Anna Giulia Cattaneo, M.D.

A previous Editorial was aimed to describe most relevant features of Alzheimer disease (AD), recognized as the most frequent cause of cognitive impairment in aged people: however, cognitive impairment accompanying aging processes in humans is frequently associated to risk factors and eventually morphological alterations different from AD.    The aim of this Editorial is to focus attention on this condition, and especially on reversible dementias and cerebral vascular disease (VaD).  Differential diagnosis, risk factors and possible prevention of other types of mental decline are discussed.    It should be reminded that VaD is frequently associated with AD: the two conditions can have closer relation than a simple co-existence, the last one being a possible long-term sequel of poor cerebral irroration.
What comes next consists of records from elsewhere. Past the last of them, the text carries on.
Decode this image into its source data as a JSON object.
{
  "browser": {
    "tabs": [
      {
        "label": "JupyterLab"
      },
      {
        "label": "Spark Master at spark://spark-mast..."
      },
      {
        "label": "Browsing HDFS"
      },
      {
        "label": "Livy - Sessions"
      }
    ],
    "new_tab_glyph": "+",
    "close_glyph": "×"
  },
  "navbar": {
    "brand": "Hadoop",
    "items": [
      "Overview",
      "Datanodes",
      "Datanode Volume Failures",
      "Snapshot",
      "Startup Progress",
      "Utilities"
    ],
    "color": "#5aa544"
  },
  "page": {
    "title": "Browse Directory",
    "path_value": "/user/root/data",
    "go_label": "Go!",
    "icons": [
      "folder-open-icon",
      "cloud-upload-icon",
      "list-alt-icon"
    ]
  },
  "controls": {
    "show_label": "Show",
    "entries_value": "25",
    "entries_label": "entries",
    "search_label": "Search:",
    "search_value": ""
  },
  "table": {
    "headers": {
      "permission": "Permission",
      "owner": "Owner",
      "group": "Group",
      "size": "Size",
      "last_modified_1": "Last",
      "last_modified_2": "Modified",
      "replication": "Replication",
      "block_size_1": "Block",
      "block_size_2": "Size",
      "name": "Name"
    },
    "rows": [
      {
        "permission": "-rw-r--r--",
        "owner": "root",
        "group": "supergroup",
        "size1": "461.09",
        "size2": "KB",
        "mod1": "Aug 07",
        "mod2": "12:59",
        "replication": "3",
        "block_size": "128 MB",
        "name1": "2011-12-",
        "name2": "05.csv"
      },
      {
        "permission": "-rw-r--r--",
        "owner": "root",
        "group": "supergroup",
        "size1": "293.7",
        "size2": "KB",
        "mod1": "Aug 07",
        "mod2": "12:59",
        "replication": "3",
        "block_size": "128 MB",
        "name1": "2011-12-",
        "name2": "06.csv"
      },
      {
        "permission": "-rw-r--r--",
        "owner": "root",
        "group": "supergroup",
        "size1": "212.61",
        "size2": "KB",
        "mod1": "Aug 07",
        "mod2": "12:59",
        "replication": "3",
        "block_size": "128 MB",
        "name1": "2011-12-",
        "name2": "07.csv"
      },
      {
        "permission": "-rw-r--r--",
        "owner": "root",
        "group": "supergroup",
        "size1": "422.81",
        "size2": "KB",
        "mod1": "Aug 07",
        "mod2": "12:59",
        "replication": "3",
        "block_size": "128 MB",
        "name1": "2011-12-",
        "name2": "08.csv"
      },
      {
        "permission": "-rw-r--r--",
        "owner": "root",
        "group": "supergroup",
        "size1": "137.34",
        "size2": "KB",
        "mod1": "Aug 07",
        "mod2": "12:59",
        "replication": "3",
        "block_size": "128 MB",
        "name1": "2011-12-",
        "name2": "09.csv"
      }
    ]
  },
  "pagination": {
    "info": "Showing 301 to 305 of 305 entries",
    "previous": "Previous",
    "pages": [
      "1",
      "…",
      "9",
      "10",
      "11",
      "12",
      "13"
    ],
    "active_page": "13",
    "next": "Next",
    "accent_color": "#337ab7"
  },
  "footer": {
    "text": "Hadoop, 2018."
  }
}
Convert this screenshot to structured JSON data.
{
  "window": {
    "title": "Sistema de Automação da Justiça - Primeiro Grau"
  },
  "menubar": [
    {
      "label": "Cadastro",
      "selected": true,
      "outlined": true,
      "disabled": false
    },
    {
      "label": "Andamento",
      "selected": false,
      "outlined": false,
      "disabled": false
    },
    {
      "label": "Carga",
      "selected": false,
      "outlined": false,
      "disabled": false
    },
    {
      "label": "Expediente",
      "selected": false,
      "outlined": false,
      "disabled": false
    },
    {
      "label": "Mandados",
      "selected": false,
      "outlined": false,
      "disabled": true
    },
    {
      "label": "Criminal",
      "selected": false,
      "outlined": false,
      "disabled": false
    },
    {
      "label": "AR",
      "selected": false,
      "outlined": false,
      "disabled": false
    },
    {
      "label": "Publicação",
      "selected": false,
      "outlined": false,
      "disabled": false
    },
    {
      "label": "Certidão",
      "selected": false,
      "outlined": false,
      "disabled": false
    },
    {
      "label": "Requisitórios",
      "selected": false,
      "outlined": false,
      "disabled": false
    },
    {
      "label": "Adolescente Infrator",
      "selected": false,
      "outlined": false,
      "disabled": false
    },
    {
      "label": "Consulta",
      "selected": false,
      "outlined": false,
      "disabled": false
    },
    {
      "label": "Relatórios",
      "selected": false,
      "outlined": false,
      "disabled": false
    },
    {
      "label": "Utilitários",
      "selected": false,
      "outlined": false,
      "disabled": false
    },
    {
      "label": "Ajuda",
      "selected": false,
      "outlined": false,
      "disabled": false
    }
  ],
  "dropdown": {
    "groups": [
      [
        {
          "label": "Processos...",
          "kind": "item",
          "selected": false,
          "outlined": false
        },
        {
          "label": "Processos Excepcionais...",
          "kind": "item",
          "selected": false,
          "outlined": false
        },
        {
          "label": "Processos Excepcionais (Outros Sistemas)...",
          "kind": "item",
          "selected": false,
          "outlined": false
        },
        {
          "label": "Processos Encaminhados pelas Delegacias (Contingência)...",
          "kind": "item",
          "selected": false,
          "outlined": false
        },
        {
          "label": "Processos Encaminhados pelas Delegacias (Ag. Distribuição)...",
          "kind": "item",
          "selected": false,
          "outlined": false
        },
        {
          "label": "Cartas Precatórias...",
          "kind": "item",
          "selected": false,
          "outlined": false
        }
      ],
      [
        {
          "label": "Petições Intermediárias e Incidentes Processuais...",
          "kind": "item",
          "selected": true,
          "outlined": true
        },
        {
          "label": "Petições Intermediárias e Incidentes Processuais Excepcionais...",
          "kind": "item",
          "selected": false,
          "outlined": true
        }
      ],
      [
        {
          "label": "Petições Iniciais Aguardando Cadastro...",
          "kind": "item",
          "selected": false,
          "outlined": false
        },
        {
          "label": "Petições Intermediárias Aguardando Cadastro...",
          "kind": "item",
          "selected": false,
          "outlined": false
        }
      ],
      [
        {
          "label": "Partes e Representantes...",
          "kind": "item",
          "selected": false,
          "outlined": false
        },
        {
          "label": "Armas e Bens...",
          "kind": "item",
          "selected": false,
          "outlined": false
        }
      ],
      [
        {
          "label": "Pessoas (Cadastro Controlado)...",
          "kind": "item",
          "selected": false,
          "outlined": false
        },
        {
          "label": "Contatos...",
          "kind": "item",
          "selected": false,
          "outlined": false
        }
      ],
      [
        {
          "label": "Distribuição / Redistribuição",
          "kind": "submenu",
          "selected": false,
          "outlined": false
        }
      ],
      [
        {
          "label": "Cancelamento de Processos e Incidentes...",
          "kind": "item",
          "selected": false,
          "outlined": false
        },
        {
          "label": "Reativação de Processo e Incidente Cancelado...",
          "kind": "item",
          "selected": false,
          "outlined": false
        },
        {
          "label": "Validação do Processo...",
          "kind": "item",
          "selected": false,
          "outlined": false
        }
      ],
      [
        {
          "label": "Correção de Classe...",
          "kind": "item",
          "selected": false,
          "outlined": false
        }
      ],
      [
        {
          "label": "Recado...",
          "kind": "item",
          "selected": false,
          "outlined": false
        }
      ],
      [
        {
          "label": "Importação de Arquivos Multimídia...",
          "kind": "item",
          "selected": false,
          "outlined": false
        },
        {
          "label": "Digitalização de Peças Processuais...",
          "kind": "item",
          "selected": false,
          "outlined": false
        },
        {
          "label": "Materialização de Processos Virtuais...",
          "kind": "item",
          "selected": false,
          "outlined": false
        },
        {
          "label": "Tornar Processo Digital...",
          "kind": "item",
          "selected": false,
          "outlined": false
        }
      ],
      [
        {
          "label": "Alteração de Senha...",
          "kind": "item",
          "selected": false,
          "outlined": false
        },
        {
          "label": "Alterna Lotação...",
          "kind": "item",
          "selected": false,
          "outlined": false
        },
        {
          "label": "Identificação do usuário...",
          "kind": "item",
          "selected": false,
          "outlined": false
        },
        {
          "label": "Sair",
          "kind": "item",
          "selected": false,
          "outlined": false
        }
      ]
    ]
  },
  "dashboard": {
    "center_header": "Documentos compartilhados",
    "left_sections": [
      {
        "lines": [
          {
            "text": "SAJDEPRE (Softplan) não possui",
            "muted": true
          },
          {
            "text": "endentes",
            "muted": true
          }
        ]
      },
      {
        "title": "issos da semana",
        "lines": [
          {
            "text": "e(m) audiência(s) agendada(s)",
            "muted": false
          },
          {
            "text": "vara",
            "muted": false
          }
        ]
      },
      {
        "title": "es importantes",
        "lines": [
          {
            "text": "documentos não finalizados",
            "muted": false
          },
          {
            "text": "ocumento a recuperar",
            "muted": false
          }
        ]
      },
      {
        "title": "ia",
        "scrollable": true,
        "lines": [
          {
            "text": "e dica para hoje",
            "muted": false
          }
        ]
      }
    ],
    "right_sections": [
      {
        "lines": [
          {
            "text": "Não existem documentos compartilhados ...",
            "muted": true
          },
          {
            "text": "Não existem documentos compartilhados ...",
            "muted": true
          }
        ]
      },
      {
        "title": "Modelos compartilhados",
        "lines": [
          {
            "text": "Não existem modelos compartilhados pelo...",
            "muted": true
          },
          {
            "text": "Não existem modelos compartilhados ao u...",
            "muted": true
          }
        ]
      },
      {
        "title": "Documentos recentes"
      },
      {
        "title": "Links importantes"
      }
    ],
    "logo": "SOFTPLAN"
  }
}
Classification of causes for mental impairment in aging: a diagnostic algorithm.

Difficulties in exhaustive diagnosis of mental decline rise from the frequency of criteria redefinition, and the complexity of pathological changes, frequently coexisting with those of other pathologies.   Memory, orientation (time and space relationships), social judgment and ability to manage complex problems, home affairs and hobbies, relationships with other people, and taking care of himself are affected in different measure in dependence from the degree and the type of cognitive defect.

The American Academy of Neurology proposed in recent years a diagnostic algorithm in the case of cognitive impairment.   The multi-step evaluation of the patient starts with history, physical, mental and cognitive testing, aimed to detect the presence of cognitive defect involving multiple domains.   If this condition is stated or suspected, it is mandatory to exclude reversible cases of cognitive impairment (depression, delirium, metabolic conditions like hypothyroidism or hypovitaminosis, intracranial space-occupying lesions, medication encephalopathy), and eventually treat it.   Once reversible causes are carefully, it is appropriate to proceed with neuropsychological testing with the addition of imaging, laboratory and molecular testing (Corey-Bloom J, Thal LJ, Galasko D, et al. Diagnosis and evaluation of dementia. Neurology 1995 (45) p 211 ~ 218).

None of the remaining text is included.